É evidente que os dados disponíveis sobre a população carcerária no Brasil não são precisos, havendo problemas de consistência e atualização. Pode-se dizer que há hoje duas fontes principais: o banco de dados do Depen-MJ (Infopen e Sisdepen), reunindo informações fornecidas pelos Estados e cuja última atualização refere a dados de 2016, e o Banco Nacional de Mandados de Prisão (BNMP) do Conselho Nacional de Justiça (CNJ), organizado a partir do registro dos mandados de prisão expedidos pelas autoridades judiciárias. Há, ainda, o projeto “Sistema Prisional em Número” do Conselho Nacional do Ministério Público (CNMP), alimentado por informações obtidas por membros da instituição em visitas e inspeções periódicas às unidades prisionais. De todo modo, com maior ou menor grau de atualização e confiabilidade, todos os bancos de dados apontam para um padrão grave de ao menos três décadas de crescimento acelerado do número de pessoas presas no Brasil.
O conceito de “encarceramento em massa”, embora produzido nos círculos acadêmicos norte-americanos, tem sido utilizado com frequência para descrever também os processos brasileiros de crescimento do aprisionamento em torno a um número pequeno de tipos penais, sobretudo tráfico de drogas, roubo e furto. Não reconhecer esse processo histórico – fenômeno similar em diversos outros países ocidentais, nas últimas quatro décadas – é negar o óbvio. Circulam nas mídias sociais, todavia, afirmações categóricas de que o encarceramento em massa seria um “mito”, com viés conspiracionista e conclusões ilógicas, ainda que fundadas na constatação correta da fragilidade dos dados oficiais.
Falta a tais posições uma visão global e sistêmica capaz de compreender o funcionamento do sistema prisional em seu dinamismo. O que realmente importa para a aferição de processos de encarceramento em excesso é o padrão de um maior número de entradas que saídas se repetindo no tempo, mês após mês e ano após ano, produzindo crescente déficit de vagas (o que se chama de “superlotação”, afinal) e, com ele, a inviabilização de quaisquer políticas de trabalho, educação, valorização da carreira dos profissionais do sistema e mesmo de segurança e controle pelo Estado de suas unidades prisionais.

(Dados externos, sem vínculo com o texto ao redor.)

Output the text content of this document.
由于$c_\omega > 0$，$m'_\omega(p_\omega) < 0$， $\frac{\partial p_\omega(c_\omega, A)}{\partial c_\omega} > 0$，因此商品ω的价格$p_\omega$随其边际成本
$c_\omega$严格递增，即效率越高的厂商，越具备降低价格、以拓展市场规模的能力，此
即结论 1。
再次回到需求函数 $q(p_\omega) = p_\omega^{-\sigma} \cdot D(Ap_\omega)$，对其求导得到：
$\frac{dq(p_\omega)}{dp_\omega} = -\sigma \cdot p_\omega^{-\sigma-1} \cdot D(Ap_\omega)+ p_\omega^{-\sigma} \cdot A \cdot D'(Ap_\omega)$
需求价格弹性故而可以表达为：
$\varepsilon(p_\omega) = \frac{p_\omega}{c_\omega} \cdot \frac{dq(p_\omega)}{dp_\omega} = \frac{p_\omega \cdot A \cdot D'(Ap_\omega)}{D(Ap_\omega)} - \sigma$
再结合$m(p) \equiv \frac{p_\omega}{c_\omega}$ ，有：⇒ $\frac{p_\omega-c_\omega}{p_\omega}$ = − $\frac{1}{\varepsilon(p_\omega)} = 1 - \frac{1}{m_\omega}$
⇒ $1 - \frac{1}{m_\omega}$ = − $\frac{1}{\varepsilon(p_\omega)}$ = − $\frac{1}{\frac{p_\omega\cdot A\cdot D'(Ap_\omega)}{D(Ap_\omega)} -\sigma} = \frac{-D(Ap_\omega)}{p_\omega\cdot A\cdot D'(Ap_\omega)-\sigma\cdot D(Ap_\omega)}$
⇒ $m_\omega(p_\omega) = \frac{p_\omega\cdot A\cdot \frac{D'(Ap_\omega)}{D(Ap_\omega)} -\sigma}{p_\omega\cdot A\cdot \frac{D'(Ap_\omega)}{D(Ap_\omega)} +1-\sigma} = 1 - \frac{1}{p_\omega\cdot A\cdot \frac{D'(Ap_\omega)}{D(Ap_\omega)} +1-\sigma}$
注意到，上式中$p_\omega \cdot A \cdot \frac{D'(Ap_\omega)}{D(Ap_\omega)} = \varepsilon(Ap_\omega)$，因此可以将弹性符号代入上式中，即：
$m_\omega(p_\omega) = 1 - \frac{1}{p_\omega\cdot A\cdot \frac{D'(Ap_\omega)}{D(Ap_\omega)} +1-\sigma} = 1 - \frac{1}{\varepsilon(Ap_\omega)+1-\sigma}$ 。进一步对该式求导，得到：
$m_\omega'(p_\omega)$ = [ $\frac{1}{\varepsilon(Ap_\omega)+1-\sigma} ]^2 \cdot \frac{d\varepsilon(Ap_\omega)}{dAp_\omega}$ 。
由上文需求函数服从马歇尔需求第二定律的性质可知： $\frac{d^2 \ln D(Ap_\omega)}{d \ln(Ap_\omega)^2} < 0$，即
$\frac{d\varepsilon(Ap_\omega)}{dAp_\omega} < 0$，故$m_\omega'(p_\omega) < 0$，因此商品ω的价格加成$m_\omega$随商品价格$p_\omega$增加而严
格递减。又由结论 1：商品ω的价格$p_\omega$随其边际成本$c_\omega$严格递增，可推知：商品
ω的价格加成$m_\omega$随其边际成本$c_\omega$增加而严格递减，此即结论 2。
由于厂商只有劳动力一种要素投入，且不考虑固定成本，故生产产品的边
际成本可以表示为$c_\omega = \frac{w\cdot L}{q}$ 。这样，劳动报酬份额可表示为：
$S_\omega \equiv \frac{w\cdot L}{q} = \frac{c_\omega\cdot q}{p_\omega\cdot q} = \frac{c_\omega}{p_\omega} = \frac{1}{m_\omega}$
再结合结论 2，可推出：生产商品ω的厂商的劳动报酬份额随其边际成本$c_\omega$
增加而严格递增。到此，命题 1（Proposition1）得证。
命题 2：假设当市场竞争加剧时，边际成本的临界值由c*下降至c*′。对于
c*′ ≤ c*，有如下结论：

Em síntese, os dois argumentos centrais presentes em uma amostra de textos (Nucci 2019; Carpes 2017; Ulio 2019) que contêm a posição ora criticada são os seguintes: a) questionamento da consistência dos dados, os quais estariam “inchados” por critérios inadequados, a depender do regime prisional ou da natureza provisória da prisão; b) esforço de justificação do índice de presos por 100 mil habitantes no Brasil, considerado razoável e proporcional diante dos índices de violência. O índice de superlotação não seria “tão grande”, destacando-se que a colocação no ranking seria o 26º lugar, e não a terceira colocação oriunda da consideração exclusiva dos números absolutos. Em complemento, na mesma linha, o alto número de homicídios e da violência em geral explicaria e justificaria a velocidade do aumento da população carcerária nacional, concluindo que o Brasil, na verdade, “prende pouco”, por causa da baixa taxa de elucidação de homicídios.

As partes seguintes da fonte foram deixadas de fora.